Below is my new codebase:
#remove unwanted columns
model_input_df <- ml[, c(-1,-2,-3,-4,-5,-6,-7,-9)]
glimpse(model_input_df)
#Preliminary casting to the appropriate data type.
model_input_df$Status <- as.factor(model_input_df$Status)
model_input_df$Feeder <- as.character(model_input_df$Feeder)
model_input_df$group_cons <- as.factor(model_input_df$group_cons)
#...........................................................................
#...........................................................................
#BUILDING THE MACHINE LEARNING MODEL/partitioning the data
intrain<- createDataPartition(model_input_df$Status,p=0.75,list=FALSE)
set.seed(2017)
training<- model_input_df[intrain,]
testing<- model_input_df[-intrain,]
#memory.limit(size = 56000)
#............................................................................

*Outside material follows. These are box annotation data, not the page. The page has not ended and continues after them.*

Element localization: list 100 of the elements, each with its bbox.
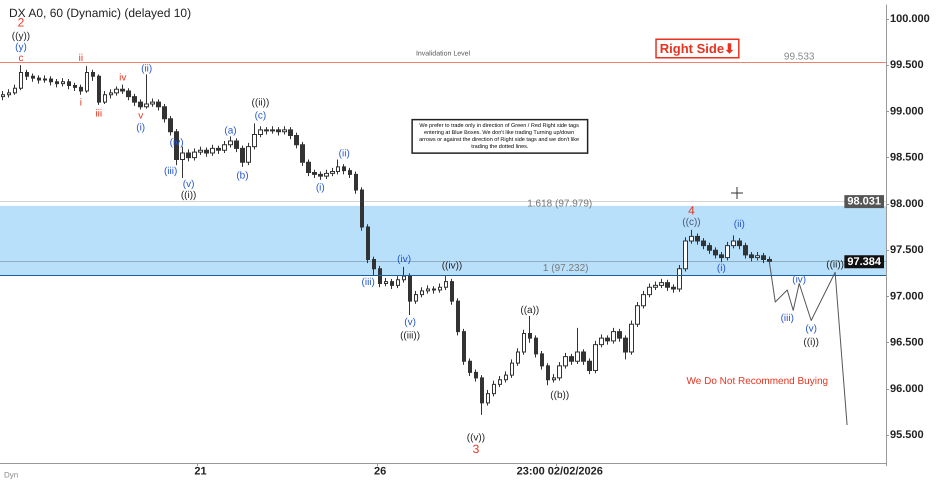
candlestick	[378, 265, 382, 288]
annotation: ((iii))	[400, 330, 420, 342]
candlestick	[498, 376, 502, 388]
candlestick	[534, 334, 538, 358]
candlestick	[366, 224, 370, 264]
annotation: ((a))	[520, 304, 540, 316]
candlestick	[474, 369, 478, 382]
candlestick	[444, 276, 448, 290]
y-tick-label: 96.500	[890, 336, 924, 349]
candlestick	[37, 74, 41, 84]
candlestick	[408, 272, 412, 316]
annotation: (c)	[254, 110, 266, 122]
candlestick	[504, 370, 508, 384]
annotation: (ii)	[338, 148, 350, 160]
candlestick	[450, 278, 454, 306]
annotation: iv	[119, 72, 126, 84]
candlestick	[522, 329, 526, 356]
candlestick	[396, 276, 400, 289]
candlestick	[528, 315, 532, 344]
candlestick	[414, 290, 418, 304]
candlestick	[7, 88, 11, 98]
ref-line-label: 98.031	[847, 196, 881, 208]
candlestick	[546, 362, 550, 386]
candlestick	[348, 167, 352, 179]
y-tick-label: 100.000	[890, 12, 930, 25]
candlestick	[420, 286, 424, 298]
x-tick-label: 26	[374, 466, 386, 478]
text: Dyn	[4, 470, 18, 480]
annotation: (b)	[236, 170, 249, 182]
candlestick	[456, 298, 460, 336]
x-tick-label: 23:00 02/02/2026	[516, 466, 603, 478]
candlestick	[492, 380, 496, 397]
candlestick	[540, 350, 544, 370]
candlestick	[97, 74, 101, 106]
candlestick	[462, 328, 466, 366]
annotation: (a)	[224, 125, 237, 136]
y-tick-label: 99.500	[890, 59, 924, 72]
candlestick	[360, 186, 364, 232]
annotation: i	[80, 98, 82, 109]
annotation: iii	[95, 108, 102, 120]
annotation: 2	[18, 16, 25, 30]
annotation: 1 (97.232)	[542, 263, 589, 274]
candlestick	[13, 84, 17, 96]
candlestick	[85, 66, 89, 94]
candlestick	[402, 266, 406, 284]
annotation: c	[18, 53, 24, 64]
candlestick	[516, 348, 520, 366]
annotation: ((i))	[803, 337, 819, 348]
annotation: (v)	[805, 323, 818, 334]
candlestick	[384, 277, 388, 287]
annotation: 3	[472, 442, 480, 456]
annotation: ii	[78, 53, 84, 64]
annotation: ((c))	[682, 216, 701, 228]
annotation: ((v))	[466, 432, 486, 444]
candlestick	[432, 286, 436, 294]
ref-line-label: 97.384	[847, 256, 882, 268]
annotation: (ii)	[734, 218, 745, 230]
annotation: ((ii))	[252, 98, 270, 109]
annotation: (iii)	[164, 166, 178, 178]
candlestick	[19, 64, 23, 91]
candlestick	[510, 358, 514, 378]
candlestick	[25, 69, 29, 80]
candlestick	[390, 278, 394, 290]
y-tick-label: 96.000	[890, 382, 924, 395]
candlestick	[73, 82, 77, 92]
annotation: v	[138, 110, 144, 122]
annotation: 1.618 (97.979)	[527, 198, 592, 210]
candlestick	[468, 358, 472, 377]
annotation: (iii)	[362, 277, 375, 288]
candlestick	[1, 90, 5, 101]
candlestick	[55, 78, 59, 88]
candlestick	[61, 78, 65, 87]
annotation: (i)	[316, 182, 325, 194]
candlestick	[67, 78, 71, 90]
y-tick-label: 98.000	[890, 198, 924, 210]
candlestick	[43, 74, 47, 84]
candlestick	[49, 76, 53, 86]
annotation: (iv)	[397, 254, 412, 265]
annotation: ((b))	[550, 390, 570, 401]
candlestick	[480, 374, 484, 416]
annotation: (iv)	[792, 274, 806, 286]
annotation: (y)	[15, 42, 27, 54]
annotation: (i)	[136, 122, 146, 134]
annotation: Right Side⬇	[660, 40, 736, 56]
annotation: 4	[688, 203, 696, 218]
annotation: 99.533	[784, 51, 815, 62]
annotation: ((ii))	[826, 259, 844, 270]
y-tick-label: 98.500	[890, 152, 924, 164]
candlestick	[91, 69, 95, 82]
candlestick	[486, 389, 490, 406]
annotation: (v)	[182, 179, 194, 190]
candlestick	[354, 171, 358, 194]
candlestick	[103, 90, 107, 104]
candlestick	[79, 84, 83, 96]
candlestick	[31, 72, 35, 82]
annotation: ((y))	[12, 30, 30, 42]
y-tick-label: 97.000	[890, 290, 924, 302]
annotation: (i)	[716, 263, 726, 274]
annotation: (iii)	[780, 313, 794, 324]
annotation: (v)	[404, 316, 416, 328]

#Confirm the splitting is correct:
dim(training); dim(testing)
#Fitting the Logistic Regression Model:
LogModel <- glm(Status ~ .,data=training,family=binomial, maxit=100)
print(summary(LogModel))
#...............................................................................
#colnames(model_input_df)
#LogModel <- c(1, 2, 3, 4, 5,6,7,8,9)
# binding them together using rbind function of Base R
#final_df <- rbind(ml[, c(-1, -2,-3,-4,-5,-6,-7)], "pred_values" = LogModel)
#head(final_df)
#saveRDS(LogModel, "logmodel.rds")
#..............................................Adding Acc No back.....................
#Feature Analysis:
anova(LogModel, test="Chisq")
head(testing)
#Assessing the predictive ability of the Logistic Regression model
#testing$Status <- as.character(testing$Status)

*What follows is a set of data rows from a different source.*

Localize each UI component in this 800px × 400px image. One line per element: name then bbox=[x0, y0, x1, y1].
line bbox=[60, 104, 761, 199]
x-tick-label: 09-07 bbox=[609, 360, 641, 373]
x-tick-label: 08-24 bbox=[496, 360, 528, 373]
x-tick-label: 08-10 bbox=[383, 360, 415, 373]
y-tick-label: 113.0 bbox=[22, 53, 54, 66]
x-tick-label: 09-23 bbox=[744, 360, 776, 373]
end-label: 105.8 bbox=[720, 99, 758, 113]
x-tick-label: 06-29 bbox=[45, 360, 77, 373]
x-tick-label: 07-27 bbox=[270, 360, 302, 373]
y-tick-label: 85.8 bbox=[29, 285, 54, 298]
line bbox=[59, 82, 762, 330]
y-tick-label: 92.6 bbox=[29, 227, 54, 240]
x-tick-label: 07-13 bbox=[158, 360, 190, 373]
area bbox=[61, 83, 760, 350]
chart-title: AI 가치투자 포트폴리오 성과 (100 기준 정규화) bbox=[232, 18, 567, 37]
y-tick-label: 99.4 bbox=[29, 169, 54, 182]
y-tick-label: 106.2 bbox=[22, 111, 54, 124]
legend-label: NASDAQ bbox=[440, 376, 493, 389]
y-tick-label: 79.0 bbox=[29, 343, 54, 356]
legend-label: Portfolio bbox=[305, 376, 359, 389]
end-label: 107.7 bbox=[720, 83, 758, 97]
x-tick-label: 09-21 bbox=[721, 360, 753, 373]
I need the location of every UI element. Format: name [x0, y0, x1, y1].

#testing$Status[testing$Status=="0"] <- "0"
#testing$Status[testing$Status=="1"] <- "1"
fitted.results <- predict(LogModel,newdata=testing,type='response')
fitted.results <- ifelse(fitted.results > 0.5,1,0)
misClasificError <- mean(fitted.results != testing$Status)
print(paste('Logistic Regression Accuracy',1-misClasificError))
#class(testing$Average.Consumption)
final_df <- rbind(ml[, c(1,2,3,4,5,6,7,9)],"Pred_values"=fitted.results)
But it throws in a warning message
Warning messages:
1: In `[<-.factor`(`*tmp*`, ri, value = 0) :
invalid factor level, NA generated
2: In `[<-.factor`(`*tmp*`, ri, value = 0) :
invalid factor level, NA generated
3: In `[<-.factor`(`*tmp*`, ri, value = 0) :
invalid factor level, NA generated
4: In `[<-.factor`(`*tmp*`, ri, value = 0) :
invalid factor level, NA generated
5: In `[<-.factor`(`*tmp*`, ri, value = 0) :
invalid factor level, NA generated
6: In `[<-.factor`(`*tmp*`, ri, value = 0) :
invalid factor level, NA generated
7: In `[<-.factor`(`*tmp*`, ri, value = 0) :
invalid factor level, NA generated
I just want to merge the predicted outcome with the list of customers in this case.